Verdict: The 90s – the Golden Age of ThinkPads
You still hear occasional disparaging remarks, saying that the design of the ThinkPads has remained stuck in the 90s. And IBM would have really been happy had the ThinkPad brand kept up the same success it had in the first years. The 90s were the best and most innovative times of the ThinkPad brand, which was also due to the continual growth of the notebook market. It was a golden decade - not just for IBM, but for the entire notebook segment. The main customers in the 90s were businesses and wealthy private individuals that could afford expensive notebooks - the perfect audience for ThinkPads.

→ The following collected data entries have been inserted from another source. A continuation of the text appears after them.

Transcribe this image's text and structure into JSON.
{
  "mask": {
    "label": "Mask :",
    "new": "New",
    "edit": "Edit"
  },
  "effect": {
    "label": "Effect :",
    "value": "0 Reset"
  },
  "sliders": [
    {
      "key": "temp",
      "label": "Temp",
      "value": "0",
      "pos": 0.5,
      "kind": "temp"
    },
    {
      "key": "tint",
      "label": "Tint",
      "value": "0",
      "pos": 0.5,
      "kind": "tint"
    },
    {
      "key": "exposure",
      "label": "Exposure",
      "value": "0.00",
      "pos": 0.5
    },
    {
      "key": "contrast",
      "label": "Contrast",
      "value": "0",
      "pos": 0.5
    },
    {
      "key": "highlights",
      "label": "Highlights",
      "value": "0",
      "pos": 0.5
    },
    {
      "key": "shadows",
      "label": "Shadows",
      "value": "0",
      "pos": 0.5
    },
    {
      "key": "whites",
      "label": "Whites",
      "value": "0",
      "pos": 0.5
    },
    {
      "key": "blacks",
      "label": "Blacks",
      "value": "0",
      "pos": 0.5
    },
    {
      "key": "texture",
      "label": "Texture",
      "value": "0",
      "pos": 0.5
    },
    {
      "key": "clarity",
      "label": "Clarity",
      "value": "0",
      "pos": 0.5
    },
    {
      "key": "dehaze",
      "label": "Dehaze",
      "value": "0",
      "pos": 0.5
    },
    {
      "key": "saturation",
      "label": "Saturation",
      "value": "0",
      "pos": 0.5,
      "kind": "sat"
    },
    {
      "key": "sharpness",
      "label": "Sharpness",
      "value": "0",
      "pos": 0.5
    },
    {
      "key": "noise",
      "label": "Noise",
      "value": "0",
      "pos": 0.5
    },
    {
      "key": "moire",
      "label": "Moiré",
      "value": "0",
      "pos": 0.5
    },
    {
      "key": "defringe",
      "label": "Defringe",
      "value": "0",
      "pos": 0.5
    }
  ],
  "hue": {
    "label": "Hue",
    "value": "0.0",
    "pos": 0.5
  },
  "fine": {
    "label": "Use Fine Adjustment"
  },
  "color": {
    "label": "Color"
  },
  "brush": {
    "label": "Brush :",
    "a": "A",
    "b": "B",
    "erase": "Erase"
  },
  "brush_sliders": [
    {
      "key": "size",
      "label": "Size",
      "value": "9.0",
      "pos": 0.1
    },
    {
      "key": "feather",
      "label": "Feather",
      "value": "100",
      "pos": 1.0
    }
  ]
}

The innovations and successes of this time created the ThinkPad brand that we know today. IBM continued to build on the design of the 700C and never lost sight of the roots of the ThinkPad brand. The innovations that ThinkPads have brought did not rely on a single person, but rather on the successful cooperation of different people and different teams.
But the first premonitions of coming crises could be seen by the end of the 90s. We will talk about the years from 2000 to 2010 in part two of our series.